Kemiripan kasus Boyolali dengan kasus Ratna Sarumpaet ini adalah dalam bagaimana mereka menyulap kesalahan telanjang mereka agar berubah menjadi kesalahan pihak yang mereka posisikan sebagai lawan.Â
Bahwa dalam politik hal-hal seperti ini terbilang lazim, karena memang di banyak tempat dan di berbagai belahan dunia tak sedikit yang memanfaatkan jurus-jurus politik seperti ini, memang faktual. Namun jika melihat konsekuensi-konsekuensi jauh ke depan, sejatinya permainan seperti ini terbilang keji.

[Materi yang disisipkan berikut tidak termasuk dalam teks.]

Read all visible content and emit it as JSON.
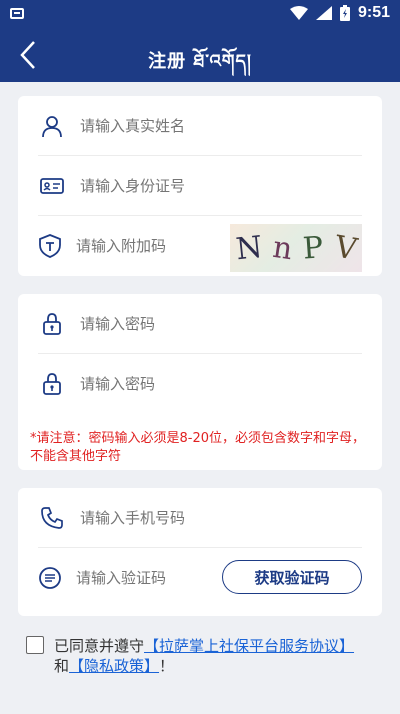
{
  "status": {
    "time": "9:51"
  },
  "header": {
    "title": "注册 ཐོ་འགོད།"
  },
  "identity_card": {
    "name_placeholder": "请输入真实姓名",
    "id_placeholder": "请输入身份证号",
    "captcha_placeholder": "请输入附加码",
    "captcha_chars": [
      "N",
      "n",
      "P",
      "V"
    ]
  },
  "password_card": {
    "password_placeholder": "请输入密码",
    "confirm_placeholder": "请输入密码",
    "notice": "*请注意：密码输入必须是8-20位，必须包含数字和字母，不能含其他字符"
  },
  "phone_card": {
    "phone_placeholder": "请输入手机号码",
    "code_placeholder": "请输入验证码",
    "get_code_label": "获取验证码"
  },
  "agreement": {
    "prefix": "已同意并遵守",
    "service_link": "【拉萨掌上社保平台服务协议】",
    "and": "和",
    "privacy_link": "【隐私政策】",
    "suffix": "！"
  },
  "colors": {
    "brand": "#1d3b85",
    "warning": "#e02222",
    "link": "#1a63d6"
  }
}
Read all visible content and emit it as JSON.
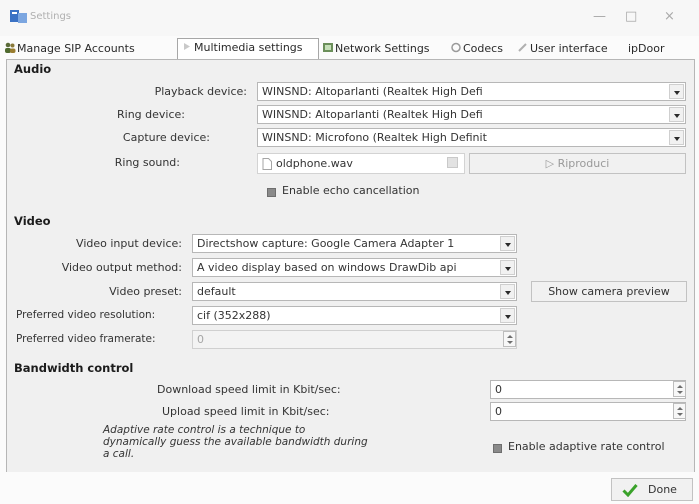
{
  "window": {
    "title": "Settings",
    "minimize": "—",
    "maximize": "□",
    "close": "×"
  },
  "tabs": [
    {
      "label": "Manage SIP Accounts"
    },
    {
      "label": "Multimedia settings"
    },
    {
      "label": "Network Settings"
    },
    {
      "label": "Codecs"
    },
    {
      "label": "User interface"
    },
    {
      "label": "ipDoor"
    }
  ],
  "audio": {
    "title": "Audio",
    "playback_label": "Playback device:",
    "playback_value": "WINSND: Altoparlanti (Realtek High Defi",
    "ring_label": "Ring device:",
    "ring_value": "WINSND: Altoparlanti (Realtek High Defi",
    "capture_label": "Capture device:",
    "capture_value": "WINSND: Microfono (Realtek High Definit",
    "ringsound_label": "Ring sound:",
    "ringsound_value": "oldphone.wav",
    "play_button": "Riproduci",
    "echo_label": "Enable echo cancellation"
  },
  "video": {
    "title": "Video",
    "input_label": "Video input device:",
    "input_value": "Directshow capture: Google Camera Adapter 1",
    "output_label": "Video output method:",
    "output_value": "A video display based on windows DrawDib api",
    "preset_label": "Video preset:",
    "preset_value": "default",
    "preview_button": "Show camera preview",
    "resolution_label": "Preferred video resolution:",
    "resolution_value": "cif (352x288)",
    "framerate_label": "Preferred video framerate:",
    "framerate_value": "0"
  },
  "bandwidth": {
    "title": "Bandwidth control",
    "download_label": "Download speed limit in Kbit/sec:",
    "download_value": "0",
    "upload_label": "Upload speed limit in Kbit/sec:",
    "upload_value": "0",
    "adaptive_note_1": "Adaptive rate control is a technique to",
    "adaptive_note_2": "dynamically guess the available bandwidth during",
    "adaptive_note_3": "a call.",
    "adaptive_label": "Enable adaptive rate control"
  },
  "footer": {
    "done": "Done"
  }
}
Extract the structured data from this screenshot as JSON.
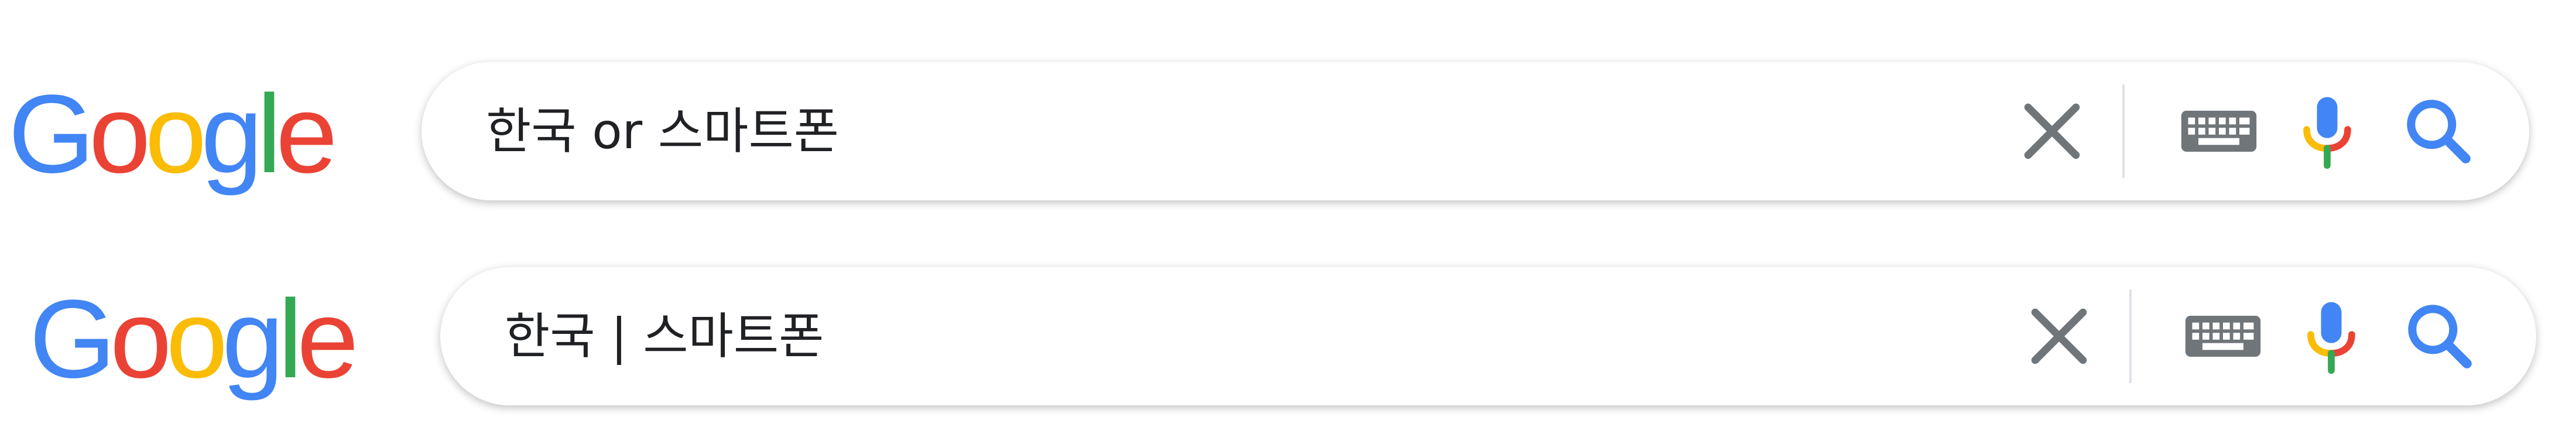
{
  "brand": {
    "logo_letters": [
      "G",
      "o",
      "o",
      "g",
      "l",
      "e"
    ],
    "logo_colors": [
      "#4285F4",
      "#EA4335",
      "#FBBC05",
      "#4285F4",
      "#34A853",
      "#EA4335"
    ]
  },
  "searches": [
    {
      "query": "한국 or 스마트폰"
    },
    {
      "query": "한국 | 스마트폰"
    }
  ],
  "icons": {
    "clear": "close-icon",
    "keyboard": "keyboard-icon",
    "voice": "microphone-icon",
    "search": "search-icon"
  },
  "colors": {
    "icon_gray": "#70757a",
    "search_blue": "#4285F4",
    "divider": "#dfe1e5"
  }
}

Dalam kasus Boyolali, kekejian itu adalah sikap mereka yang sama sekali tidak menganggap penghinaan terhadap ratusan ribu orang sebagai hal serius. Persoalan itu disederhanakan menjadi sekadar masalah biasa, hanya candaan, sekadar kelakar, dan tak ada yang serius.

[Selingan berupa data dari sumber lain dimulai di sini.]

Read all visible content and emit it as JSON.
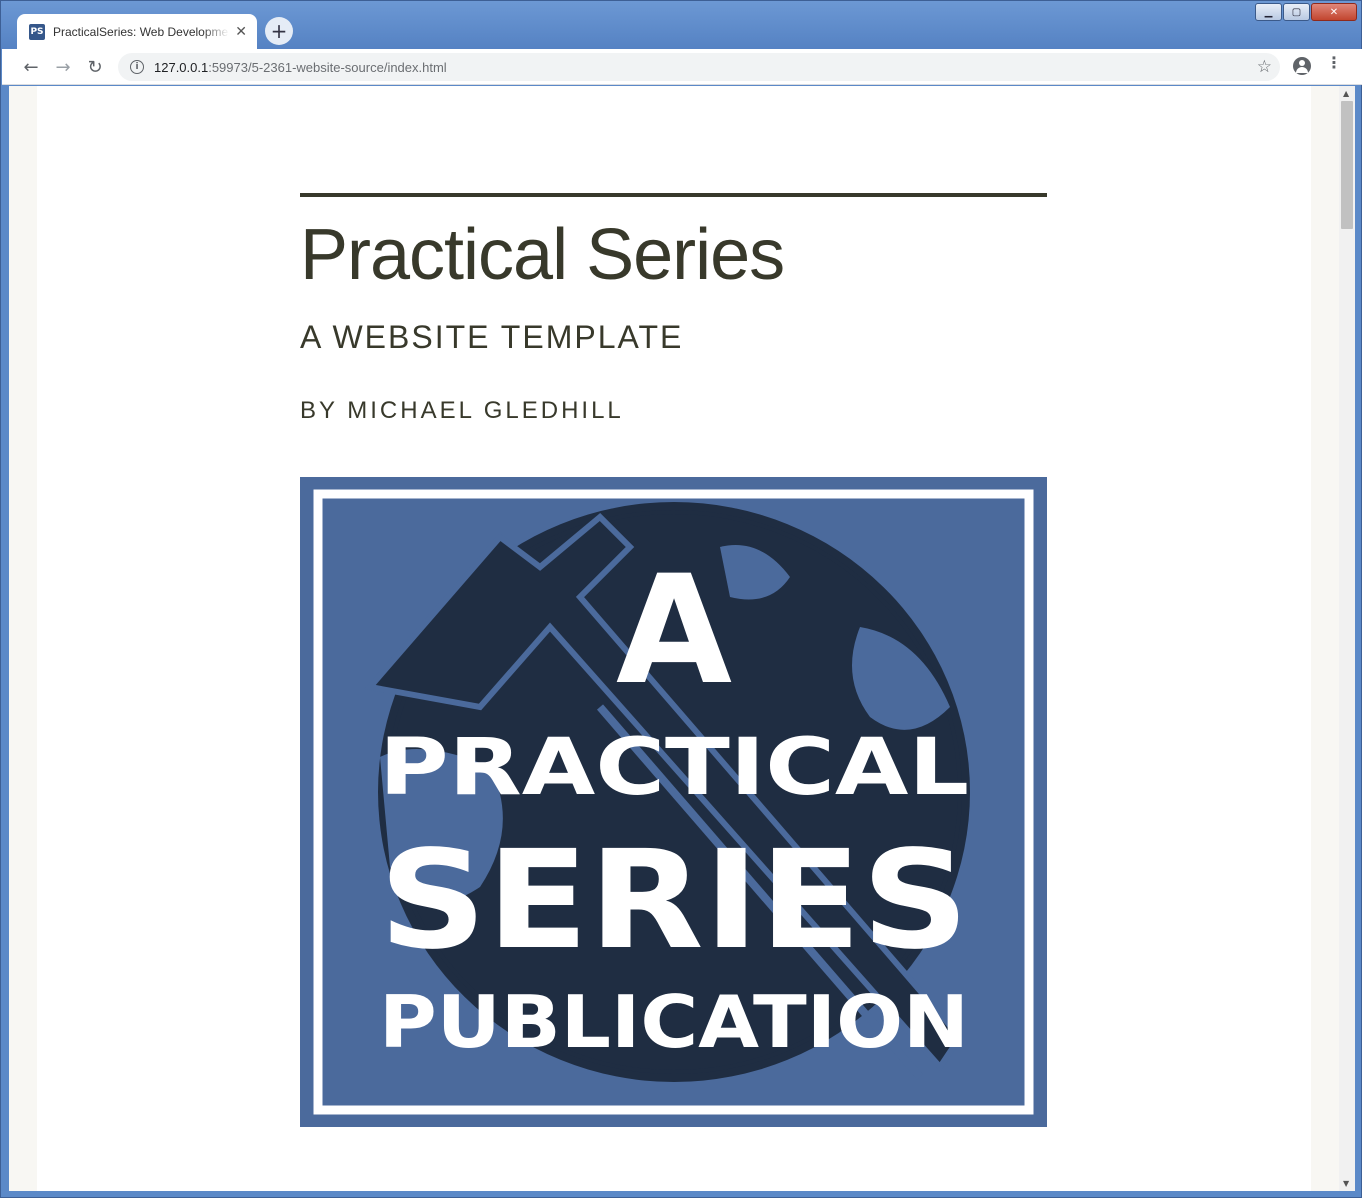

Seperti juga belum lama se-Indonesia dapat melihat, pembohongan publik melibatkan Ratna pun mampu diolah sebegitu rupa oleh mereka bahwa itu bukanlah masalah. Bahkan dengan licin mereka masih bisa melemparkan kesalahan kepada pihak lain yang justru sebelumnya telah mereka tuduh sebagai penyebab penganiayaan terhadap seorang nenek berusia 70 tahun.
Dari kacamata edukasi, permainan narasi seperti mereka mainkan dapat ditegaskan sebagai sesuatu yang tidak mendidik sama sekali. Sebab yang mereka tonjolkan adalah bagaimana melakukan segala cara agar yang buruk dapat terlihat sebagai baik, dan yang salah pun tetap terlihat sebagai sesuatu yang benar.
Ada logika terbalik yang sekaligus menabrak logika-logika yang umum, menjadi senjata mereka, dan itu terlihat terus saja mereka mainkan sepanjang perjalanan menuju Pilpres 2019.
Padahal ada yang perlu dilihat di tengah serentetan pemandangan itu bahwa ada banyak hal yang jauh lebih penting dari sekadar Pilpres, yakni masa depan negeri ini sendiri. Selayaknya masa depan, sesuatu yang di depan, sepatutnya dijalani bersama--terlepas perbedaan politik--dengan mata dan pandangan yang baik dan jernih, agar tidak ada yang keluar dari badan jalan, atau justru membuat perjalanan ke depan tersendat.
Sebab siapa saja yang menjadi pemimpin setelah Pilpres 2019, maka rakyat yang akan mengikuti perjalanan itu adalah seluruh rakyat yang memang membutuhkan pemimpin yang mampu menularkan cara melihat yang jernih dan baik.
Ironisnya, mereka yang sedang mengusung salah satu capres ini justru terkesan membiarkan publik terbiasa dengan cara mereka: mengaburkan persoalan, menyederhanakan persoalan serius, menganggap enteng persoalan-persoalan yang dapat berdampak serius.
Langkah politik yang dimunculkan semakin terkesan asal mampu mengundang kehebohan, asal membuat mereka terus menjadi perbincangan, asal perhatian publik terus tertuju ke arah mereka, maka semua lantas dianggap menjadi benar. Apakah cara-cara ini mampu memberikan inspirasi baik bagi publik, terlihat bukanlah perhatian mereka.
Maka itu, jika menyimak satu demi satu kehebohan yang mereka munculkan, tak terlalu menggubris layak atau tidak apa yang mereka lakukan. Sebab dari apa pun yang terjadi, mereka memang punya mesin politik dan kemampuan untuk mengolah apa saja yang terjadi untuk justru membuat mereka terangkat.